The recent announcement that the UK Government has earmarked £100 million to “sequence 100,000 whole genomes of NHS patients at diagnostic quality over the next three to five years” raises a number of questions, with which the Department of Health are no doubt grappling as I write. I’ve previously discussed the thorny issue of using targeted versus whole genome sequencing to maximize diagnostic yield and benefit patients. However, one of the great achievements of next generation sequencing technologies is to make the assay – actually sequencing genome (or some portion of it) – one of the easier parts of clinical genomics. Although laboratories will have to be suitably equipped, staffed and flexibly managed to deal with high sample throughput and ever changing scientific specifications, the biggest challenge will be to implement genomic knowledge in the clinic.
The first most obvious challenge will be data. Lots of data. Decisions will need to be made about format, storage, transfer, management and access. There is little doubt that the computationally heavy work of sequencing, mapping reads and calling variants should only be done once by a suitably equipped provider; raw BAM files are large, cumbersome and of little use to most people. But the much smaller variant (VCF) files could plausibly be stored by the NHS, with an fully auditable, versioned record of the analytical packages used to create them. (What one algorithm today calls a SNP, a different algorithm may tomorrow call an indel, and that’s without the issue of changing reference genomes…). But what next? Assuming these files can be generated, stored and transferred to the relevant place, how are we going to use them to answer clinical questions?
The next challenge is variant filtering and targeting. Individual genomic data contains thousands and thousands of variants with very different properties – ranging from common to rare, and from irrelevant to disastrous – making it very difficult to interpret. Determining the clinical effect of a single variant can be challenging even for just one gene, never mind a whole genome! The only way to get from a whole genome to a diagnosis is to assess the variants based on population prevalence and disease relevance. Both require databases of genetic variation against which to compare and score each variant. But this will only get you so far. The analysis also needs to be targeted at genes or variants of relevance to each clinical question, which requires detailed phenotypic information about the patient.
Importantly, the level of targeting possible is directly related to the depth of phenotyping. Which will itself be a challenge. Provided with a specific phenotype like ‘ventricular septal defect’, for example, an automated variant filtering pipeline can pick out just a single causal variant; but with a broad clinical description like ‘developmental delay’, the same pipeline could potentially return hundreds of candidate variants.

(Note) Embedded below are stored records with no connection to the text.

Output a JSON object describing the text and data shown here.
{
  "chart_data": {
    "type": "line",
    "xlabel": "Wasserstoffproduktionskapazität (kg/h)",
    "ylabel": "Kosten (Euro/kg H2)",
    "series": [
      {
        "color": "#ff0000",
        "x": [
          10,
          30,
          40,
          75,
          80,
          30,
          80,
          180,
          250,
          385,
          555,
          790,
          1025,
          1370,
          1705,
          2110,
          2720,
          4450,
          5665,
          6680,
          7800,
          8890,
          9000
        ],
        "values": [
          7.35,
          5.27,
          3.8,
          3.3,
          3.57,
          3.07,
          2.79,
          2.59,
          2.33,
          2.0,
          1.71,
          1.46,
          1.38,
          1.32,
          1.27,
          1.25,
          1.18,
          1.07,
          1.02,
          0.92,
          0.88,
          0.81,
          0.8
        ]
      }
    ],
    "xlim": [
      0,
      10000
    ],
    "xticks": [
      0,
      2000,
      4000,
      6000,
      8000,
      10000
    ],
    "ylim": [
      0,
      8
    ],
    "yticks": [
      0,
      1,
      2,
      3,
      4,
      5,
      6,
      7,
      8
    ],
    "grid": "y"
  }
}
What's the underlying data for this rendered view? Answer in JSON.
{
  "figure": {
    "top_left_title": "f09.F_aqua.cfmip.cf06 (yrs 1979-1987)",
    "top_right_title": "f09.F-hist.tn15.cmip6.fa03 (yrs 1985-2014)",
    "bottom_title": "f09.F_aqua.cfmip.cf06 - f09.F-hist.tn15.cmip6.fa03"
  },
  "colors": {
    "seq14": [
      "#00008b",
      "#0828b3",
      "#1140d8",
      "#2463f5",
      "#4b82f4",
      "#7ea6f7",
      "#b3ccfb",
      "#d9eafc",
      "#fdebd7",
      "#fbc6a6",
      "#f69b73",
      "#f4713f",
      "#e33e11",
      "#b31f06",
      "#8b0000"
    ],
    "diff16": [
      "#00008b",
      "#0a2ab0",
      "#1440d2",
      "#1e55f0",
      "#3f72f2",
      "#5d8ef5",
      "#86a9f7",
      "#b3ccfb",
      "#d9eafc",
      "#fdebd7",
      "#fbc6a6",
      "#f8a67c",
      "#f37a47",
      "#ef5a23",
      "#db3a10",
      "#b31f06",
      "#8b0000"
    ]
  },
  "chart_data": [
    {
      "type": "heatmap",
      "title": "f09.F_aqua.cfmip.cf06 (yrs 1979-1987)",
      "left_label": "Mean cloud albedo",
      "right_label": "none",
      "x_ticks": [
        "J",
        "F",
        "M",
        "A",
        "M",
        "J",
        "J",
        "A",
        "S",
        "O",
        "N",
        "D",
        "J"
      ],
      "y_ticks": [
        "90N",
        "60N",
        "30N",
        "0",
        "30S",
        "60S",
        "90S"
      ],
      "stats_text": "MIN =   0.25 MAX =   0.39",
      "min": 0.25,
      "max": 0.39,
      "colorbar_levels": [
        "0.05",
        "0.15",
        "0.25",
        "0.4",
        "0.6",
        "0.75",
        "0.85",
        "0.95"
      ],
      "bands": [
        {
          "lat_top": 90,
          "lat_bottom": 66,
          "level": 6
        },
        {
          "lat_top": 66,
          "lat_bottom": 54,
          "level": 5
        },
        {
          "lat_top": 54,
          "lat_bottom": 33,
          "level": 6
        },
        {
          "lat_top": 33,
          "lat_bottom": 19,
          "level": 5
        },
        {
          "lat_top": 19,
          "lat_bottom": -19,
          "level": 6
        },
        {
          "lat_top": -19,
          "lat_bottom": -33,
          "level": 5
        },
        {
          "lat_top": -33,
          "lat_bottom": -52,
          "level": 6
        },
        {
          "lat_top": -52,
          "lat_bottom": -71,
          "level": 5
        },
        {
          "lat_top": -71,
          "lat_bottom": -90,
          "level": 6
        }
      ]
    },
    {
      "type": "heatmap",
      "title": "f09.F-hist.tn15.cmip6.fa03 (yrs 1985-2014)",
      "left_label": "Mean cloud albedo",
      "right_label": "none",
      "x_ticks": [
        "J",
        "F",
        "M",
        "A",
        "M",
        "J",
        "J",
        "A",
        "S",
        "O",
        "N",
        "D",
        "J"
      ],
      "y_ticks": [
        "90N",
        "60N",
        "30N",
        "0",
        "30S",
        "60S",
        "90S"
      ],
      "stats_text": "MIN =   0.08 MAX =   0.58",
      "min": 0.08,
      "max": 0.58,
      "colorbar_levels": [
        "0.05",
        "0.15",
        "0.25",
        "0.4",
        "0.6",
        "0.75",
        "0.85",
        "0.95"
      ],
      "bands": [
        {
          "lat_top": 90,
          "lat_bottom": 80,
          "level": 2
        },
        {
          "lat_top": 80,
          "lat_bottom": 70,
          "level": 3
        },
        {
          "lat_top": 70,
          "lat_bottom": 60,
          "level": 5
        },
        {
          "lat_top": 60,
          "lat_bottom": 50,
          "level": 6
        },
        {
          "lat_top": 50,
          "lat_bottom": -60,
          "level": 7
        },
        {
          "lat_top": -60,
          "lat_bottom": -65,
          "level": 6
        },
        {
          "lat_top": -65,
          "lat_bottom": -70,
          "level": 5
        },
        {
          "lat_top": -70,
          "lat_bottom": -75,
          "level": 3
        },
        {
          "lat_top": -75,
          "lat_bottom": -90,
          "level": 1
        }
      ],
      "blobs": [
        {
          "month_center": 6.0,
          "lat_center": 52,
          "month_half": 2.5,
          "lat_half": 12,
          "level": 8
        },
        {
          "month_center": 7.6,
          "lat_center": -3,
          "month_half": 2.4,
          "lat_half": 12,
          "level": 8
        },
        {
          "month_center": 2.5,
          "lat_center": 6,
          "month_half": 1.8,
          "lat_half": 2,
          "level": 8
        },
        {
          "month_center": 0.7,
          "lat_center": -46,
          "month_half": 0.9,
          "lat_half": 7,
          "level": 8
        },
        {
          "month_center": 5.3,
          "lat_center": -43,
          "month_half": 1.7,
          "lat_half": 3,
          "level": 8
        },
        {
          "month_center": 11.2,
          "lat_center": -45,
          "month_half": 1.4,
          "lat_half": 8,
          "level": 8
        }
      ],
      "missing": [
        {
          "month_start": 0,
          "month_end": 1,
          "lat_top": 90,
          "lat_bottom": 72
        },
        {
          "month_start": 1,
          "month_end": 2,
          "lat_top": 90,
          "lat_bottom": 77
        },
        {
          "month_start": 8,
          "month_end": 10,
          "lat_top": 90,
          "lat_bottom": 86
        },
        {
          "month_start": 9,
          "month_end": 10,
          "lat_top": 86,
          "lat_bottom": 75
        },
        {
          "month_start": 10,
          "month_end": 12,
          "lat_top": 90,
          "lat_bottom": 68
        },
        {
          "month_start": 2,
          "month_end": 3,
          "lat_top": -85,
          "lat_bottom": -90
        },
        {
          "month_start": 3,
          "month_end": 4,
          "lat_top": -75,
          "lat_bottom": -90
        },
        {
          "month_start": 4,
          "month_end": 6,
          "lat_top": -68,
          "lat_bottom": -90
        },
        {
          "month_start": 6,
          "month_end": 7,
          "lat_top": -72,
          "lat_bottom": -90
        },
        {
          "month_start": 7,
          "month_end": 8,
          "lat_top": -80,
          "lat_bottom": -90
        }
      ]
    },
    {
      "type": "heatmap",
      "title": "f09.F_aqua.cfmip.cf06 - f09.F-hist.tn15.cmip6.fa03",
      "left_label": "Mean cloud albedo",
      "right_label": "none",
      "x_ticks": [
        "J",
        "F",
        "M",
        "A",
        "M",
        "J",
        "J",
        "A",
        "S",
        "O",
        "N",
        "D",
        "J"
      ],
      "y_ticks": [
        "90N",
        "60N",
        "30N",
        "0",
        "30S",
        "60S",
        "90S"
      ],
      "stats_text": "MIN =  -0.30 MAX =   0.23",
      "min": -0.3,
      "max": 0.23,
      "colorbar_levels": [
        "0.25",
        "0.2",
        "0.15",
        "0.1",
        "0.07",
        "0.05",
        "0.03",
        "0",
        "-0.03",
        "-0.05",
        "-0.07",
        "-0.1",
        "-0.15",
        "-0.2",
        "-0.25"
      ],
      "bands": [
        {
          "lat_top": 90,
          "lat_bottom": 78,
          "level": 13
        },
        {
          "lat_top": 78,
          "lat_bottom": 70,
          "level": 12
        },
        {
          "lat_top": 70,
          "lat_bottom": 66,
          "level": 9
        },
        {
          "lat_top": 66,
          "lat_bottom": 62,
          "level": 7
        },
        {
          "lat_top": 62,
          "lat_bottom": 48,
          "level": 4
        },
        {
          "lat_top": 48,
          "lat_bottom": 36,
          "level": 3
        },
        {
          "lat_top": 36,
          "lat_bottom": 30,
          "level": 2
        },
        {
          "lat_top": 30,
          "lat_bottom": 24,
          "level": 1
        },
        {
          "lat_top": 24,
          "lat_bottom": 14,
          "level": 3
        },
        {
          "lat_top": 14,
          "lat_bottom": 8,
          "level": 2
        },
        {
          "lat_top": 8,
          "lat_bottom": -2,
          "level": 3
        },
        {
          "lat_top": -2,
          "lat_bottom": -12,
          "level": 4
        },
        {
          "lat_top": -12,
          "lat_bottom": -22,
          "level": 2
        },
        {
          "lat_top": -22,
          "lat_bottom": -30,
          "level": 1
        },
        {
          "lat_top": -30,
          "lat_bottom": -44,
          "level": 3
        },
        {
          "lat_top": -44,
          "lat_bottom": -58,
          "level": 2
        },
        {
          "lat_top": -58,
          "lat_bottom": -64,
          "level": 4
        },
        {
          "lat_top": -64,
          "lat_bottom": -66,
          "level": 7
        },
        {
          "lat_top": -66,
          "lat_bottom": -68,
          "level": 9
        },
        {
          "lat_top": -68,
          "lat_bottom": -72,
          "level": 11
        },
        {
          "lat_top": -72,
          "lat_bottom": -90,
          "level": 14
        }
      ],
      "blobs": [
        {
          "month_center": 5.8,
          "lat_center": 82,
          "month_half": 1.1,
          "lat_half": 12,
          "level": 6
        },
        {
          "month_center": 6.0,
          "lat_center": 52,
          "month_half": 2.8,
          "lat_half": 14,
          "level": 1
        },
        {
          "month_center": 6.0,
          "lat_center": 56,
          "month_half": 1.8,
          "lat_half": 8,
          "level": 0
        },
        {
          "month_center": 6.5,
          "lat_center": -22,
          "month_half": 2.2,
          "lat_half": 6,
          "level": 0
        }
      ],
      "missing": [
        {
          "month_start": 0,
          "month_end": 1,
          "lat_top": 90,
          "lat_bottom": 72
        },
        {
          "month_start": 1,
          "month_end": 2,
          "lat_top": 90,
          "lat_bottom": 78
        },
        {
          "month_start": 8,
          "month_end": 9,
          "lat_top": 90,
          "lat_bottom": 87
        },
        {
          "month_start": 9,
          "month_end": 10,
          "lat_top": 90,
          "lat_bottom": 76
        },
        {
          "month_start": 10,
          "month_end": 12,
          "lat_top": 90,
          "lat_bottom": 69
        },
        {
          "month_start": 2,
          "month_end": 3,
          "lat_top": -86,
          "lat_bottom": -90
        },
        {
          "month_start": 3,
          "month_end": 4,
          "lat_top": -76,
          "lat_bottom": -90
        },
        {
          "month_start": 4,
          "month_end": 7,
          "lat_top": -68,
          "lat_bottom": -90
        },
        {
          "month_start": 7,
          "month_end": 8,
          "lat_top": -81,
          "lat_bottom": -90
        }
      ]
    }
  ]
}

How should these be handled? Training is not the answer here. Instead, clinicians need to provide detailed phenotype information – using a structured vocabulary like the human phenotype ontology – before they receive any test results. Deep phenotyping is even more crucial for facilitating research to tease out new and meaningful genotype-phenotype associations. However, it requires a major culture change in the way medicine is practiced, and creating a working system will be a Herculean task.
The final challenge I’m going to outline relates to defining the purpose of this endeavour, as this is key to tackling many of the ethical and legal questions that arise. Is the aim to maximize diagnostic yield, research potential, equality of access or economic benefits? These questions relate to:
- who should be sequenced? (rare intractable conditions vs. diseases with known molecular causes, and individuals vs. families);
- what should be sequenced? (targeted vs. whole genome);
- when they should be sequenced? (first-line diagnostic test vs. last resort); and
- what will the data be used for? (single diagnosis vs. repeated clinically-driven or public health investigations)
Is the aim of this first £100M to pave the way for a new type of medicine? One where genome sequencing is used as a first-line diagnostic test for numerous conditions, where the full list of variants is stored and used time and time again to answer future clinical and public health questions unrelated to the original purpose of testing? Doubtless part of the point of this initiative is to kick-start clinical genome sequencing in the NHS, by creating the necessary informatics architecture and manpower required. It will also generate a rich dataset to enable future research and facilitate clinical interpretation. But since this is primarily a clinical initiative, current NHS patients should benefit too. Which means ensuring both clinical utility and value for money.